Remember that great seventies movie starring Burt Reynolds where he was a North Woods lumberjack? Where he was sittin’ on the tree stump eatin’ johnnycake? No? How about the one about where he was the gold miner in the Klondike, roundin' up his malamutes, packin' his grubstake on his back? Well, that could be part of the reason why the album “Mr. Lumberjack” by Hal Willis never caught on—America never felt the romantic fever for sawing logs or panning for gold like they did for driving the big rig.
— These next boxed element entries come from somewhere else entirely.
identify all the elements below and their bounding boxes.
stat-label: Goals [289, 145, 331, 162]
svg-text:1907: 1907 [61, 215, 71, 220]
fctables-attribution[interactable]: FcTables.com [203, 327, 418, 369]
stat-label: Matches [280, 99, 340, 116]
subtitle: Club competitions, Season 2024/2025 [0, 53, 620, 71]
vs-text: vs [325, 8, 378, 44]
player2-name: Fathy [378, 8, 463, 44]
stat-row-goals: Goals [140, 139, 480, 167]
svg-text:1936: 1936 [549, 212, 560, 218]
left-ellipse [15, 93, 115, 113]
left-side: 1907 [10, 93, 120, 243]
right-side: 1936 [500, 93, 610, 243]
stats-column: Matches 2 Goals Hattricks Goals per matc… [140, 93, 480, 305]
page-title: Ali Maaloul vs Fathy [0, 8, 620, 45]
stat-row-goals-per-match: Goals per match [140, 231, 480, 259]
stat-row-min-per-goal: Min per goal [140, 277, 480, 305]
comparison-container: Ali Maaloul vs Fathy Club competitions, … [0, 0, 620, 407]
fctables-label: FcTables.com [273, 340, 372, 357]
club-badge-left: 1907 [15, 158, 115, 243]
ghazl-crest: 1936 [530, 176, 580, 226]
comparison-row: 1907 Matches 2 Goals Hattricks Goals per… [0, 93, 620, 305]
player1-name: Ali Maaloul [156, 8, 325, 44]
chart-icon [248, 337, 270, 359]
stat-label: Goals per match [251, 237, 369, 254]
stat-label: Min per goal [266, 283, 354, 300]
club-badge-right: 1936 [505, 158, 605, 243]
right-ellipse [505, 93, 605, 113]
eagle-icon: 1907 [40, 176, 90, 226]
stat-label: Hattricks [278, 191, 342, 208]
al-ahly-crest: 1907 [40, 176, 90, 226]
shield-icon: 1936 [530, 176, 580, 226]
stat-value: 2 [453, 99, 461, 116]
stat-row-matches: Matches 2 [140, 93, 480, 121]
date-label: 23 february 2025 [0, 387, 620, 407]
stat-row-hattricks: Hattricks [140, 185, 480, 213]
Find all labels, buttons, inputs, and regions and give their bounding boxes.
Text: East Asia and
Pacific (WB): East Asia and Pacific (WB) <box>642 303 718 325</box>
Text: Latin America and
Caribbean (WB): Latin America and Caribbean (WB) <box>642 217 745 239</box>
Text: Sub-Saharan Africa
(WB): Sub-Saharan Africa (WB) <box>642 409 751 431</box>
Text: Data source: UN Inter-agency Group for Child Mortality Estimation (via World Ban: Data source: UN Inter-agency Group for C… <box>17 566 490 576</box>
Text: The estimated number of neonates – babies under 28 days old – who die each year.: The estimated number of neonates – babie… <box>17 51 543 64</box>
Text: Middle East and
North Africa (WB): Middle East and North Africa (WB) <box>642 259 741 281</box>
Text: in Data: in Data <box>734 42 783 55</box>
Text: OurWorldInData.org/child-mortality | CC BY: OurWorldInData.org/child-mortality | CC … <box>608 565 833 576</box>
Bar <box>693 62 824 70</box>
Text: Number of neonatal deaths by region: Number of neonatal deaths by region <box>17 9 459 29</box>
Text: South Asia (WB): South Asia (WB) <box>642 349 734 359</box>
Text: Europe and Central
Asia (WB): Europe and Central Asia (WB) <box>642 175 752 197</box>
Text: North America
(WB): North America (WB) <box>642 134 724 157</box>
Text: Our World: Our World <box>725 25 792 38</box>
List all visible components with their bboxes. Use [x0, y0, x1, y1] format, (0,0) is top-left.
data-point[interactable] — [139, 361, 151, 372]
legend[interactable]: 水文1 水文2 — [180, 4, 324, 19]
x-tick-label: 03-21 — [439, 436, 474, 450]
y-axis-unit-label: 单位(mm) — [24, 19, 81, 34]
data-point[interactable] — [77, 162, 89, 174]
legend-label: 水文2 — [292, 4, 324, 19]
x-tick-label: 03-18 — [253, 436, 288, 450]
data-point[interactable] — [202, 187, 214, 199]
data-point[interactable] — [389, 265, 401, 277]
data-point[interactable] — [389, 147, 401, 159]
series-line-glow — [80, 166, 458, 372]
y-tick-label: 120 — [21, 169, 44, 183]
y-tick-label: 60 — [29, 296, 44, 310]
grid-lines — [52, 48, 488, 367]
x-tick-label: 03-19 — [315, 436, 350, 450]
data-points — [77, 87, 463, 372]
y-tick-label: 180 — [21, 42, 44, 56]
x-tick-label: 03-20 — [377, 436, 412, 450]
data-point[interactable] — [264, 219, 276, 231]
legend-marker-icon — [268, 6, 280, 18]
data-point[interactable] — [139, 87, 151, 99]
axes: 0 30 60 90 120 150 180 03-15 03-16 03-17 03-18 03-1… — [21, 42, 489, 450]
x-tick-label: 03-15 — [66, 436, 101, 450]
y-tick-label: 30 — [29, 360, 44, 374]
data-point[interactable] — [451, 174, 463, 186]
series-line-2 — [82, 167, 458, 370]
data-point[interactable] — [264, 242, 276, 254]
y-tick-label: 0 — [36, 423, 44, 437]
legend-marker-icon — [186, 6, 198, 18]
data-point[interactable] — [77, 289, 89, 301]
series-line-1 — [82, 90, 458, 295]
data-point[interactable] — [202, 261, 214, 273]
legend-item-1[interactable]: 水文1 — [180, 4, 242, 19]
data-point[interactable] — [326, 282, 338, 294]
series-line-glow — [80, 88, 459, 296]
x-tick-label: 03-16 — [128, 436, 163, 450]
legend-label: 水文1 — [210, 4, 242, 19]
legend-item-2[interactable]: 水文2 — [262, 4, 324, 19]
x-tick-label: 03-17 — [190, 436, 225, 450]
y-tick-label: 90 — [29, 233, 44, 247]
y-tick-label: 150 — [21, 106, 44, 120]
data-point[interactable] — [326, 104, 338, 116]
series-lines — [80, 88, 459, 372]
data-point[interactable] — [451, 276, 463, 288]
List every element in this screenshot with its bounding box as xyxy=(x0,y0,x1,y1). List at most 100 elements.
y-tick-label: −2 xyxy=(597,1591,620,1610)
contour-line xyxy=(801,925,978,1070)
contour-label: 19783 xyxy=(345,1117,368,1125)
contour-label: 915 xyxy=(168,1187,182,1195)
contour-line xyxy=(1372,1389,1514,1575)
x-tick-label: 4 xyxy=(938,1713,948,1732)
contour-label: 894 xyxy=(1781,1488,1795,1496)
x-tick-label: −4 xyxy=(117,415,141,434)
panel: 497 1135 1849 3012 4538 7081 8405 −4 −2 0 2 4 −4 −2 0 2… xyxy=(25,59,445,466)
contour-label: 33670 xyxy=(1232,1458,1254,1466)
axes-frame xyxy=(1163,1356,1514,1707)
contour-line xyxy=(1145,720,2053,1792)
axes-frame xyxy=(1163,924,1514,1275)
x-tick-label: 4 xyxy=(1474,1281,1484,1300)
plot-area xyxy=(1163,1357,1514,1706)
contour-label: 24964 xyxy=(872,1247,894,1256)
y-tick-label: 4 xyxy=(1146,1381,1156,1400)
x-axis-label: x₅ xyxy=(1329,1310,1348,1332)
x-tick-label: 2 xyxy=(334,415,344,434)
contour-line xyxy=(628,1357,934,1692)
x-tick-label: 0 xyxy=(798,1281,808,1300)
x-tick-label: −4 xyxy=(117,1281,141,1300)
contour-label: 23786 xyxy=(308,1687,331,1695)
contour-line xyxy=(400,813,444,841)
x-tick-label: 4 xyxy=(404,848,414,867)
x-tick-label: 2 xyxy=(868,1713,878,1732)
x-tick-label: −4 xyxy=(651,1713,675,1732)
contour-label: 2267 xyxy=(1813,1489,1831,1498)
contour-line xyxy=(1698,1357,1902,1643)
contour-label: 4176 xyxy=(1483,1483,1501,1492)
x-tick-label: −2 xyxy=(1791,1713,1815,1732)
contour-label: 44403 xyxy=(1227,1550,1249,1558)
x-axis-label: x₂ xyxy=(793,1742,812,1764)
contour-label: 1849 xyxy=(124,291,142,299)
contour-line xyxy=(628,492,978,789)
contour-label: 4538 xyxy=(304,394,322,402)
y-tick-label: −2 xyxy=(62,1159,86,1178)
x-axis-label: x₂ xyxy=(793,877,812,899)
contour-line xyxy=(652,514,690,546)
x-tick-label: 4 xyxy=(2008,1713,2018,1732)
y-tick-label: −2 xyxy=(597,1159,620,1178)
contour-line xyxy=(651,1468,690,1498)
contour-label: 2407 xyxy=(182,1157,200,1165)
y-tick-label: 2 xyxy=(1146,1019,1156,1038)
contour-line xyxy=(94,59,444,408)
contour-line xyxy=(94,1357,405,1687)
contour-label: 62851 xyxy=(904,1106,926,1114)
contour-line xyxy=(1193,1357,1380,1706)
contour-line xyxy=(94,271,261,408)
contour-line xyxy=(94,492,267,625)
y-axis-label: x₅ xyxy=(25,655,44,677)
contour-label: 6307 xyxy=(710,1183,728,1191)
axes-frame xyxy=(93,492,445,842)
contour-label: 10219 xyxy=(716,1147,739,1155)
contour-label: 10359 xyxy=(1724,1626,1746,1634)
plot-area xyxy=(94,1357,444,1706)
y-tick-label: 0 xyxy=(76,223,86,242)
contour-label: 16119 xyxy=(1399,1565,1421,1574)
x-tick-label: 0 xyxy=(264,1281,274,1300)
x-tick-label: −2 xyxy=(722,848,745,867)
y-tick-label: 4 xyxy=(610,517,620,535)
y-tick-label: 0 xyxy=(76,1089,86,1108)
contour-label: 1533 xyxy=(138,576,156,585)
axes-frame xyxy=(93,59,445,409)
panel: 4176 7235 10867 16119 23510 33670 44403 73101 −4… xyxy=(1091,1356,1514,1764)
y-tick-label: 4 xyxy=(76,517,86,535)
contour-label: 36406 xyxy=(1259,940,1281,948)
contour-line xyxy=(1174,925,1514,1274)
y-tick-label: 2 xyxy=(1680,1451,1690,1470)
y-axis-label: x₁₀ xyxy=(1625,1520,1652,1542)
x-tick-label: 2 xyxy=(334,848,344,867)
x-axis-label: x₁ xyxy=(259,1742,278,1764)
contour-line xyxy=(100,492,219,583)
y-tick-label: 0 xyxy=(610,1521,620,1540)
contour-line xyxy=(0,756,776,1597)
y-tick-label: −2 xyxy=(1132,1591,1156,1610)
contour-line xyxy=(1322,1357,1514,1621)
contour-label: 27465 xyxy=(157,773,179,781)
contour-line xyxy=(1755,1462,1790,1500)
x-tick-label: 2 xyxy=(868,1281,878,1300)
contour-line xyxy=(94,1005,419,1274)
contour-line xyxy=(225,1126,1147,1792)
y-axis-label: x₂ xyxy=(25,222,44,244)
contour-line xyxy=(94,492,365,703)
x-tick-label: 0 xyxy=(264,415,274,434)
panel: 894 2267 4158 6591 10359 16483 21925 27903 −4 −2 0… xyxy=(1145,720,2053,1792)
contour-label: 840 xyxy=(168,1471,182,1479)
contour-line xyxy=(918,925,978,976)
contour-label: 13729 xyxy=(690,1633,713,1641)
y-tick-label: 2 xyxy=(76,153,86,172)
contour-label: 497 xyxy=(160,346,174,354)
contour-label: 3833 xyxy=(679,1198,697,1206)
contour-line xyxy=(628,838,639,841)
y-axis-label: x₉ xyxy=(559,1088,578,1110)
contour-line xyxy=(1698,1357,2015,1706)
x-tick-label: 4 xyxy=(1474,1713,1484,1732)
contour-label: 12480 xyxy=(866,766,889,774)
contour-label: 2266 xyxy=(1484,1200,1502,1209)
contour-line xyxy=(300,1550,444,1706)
You wouldn’t think DJs would ever be at a loss for words, but being tapped to pen the liner notes for the album seem to stymie Bill Claiborne of radio station WSM in Nashville. Here’s the best hyperbole he could muster:
“It is my wish that someday those of you who are listening to this album will have the pleasure of meeting and talking to Hal Willis and once you do, you will, like me, find a loss of words to describe what most of us here in Nashville call ‘Hal Willis, the Nice Guy’”.
Now myself, I would talk at length about Hal's off-kilter growly scat singing, which was truly the best part of the album.
Oh, and wife Ginger’s vocals on “Winding Wana Bago” WILL result in a spit-take, or your money cheerfully refunded.
Mr. Lumberjack – Hal Willis
Lumberjack Man
North To Alaska
My Thumb & Shoes
Knopper the Topper
Springtime in Alaska
Dig Me a Hole
Jack the Lumberjack
The Parson From Paint Rock
So Right But So Wrong
Winding Wana Bago
Creole Rose
Klondike Mike
Arc Sound Limited 851, Toronto, Ont.

6 comments:
You're making that Burt Reynolds stuff up, aren't you? See, I can tell that sometimes you're just having fun with us.
At least I hope so.
Actually, I just have fun all by myself, but in a potentially public place. I am only here to amuse myself, and it is to my constant amazement that there are a few people who seems to be amused by me as well. No, there are no Burt lumberjack movies to the best of my knowledge.
I myself am taken by the mystical ability of Mr. Lumberjack to cast no shadow.
I love the way a guy in Toronto wearing a Hudson's Bay coat is singing about Alaska and being reviewed by someone in Nashville.
Music truly is a universal language.
Oh, and it appears Arc Sound released some other great hits. They were the people who brought you.
* "The Esso Trinidad Steelband On Tour" and
* "I Walk the Line and Other Country," where Newfoundlander Dick Nolan gives his "interpretations" of Johnny Cash songs.
"Well, that could be part of the reason why the album “Mr. Lumberjack” by Hal Willis never caught on"
Actually, the song "Mr. Lumberjack" was a top 5 country hit in 1965, eventually selling over a million copies.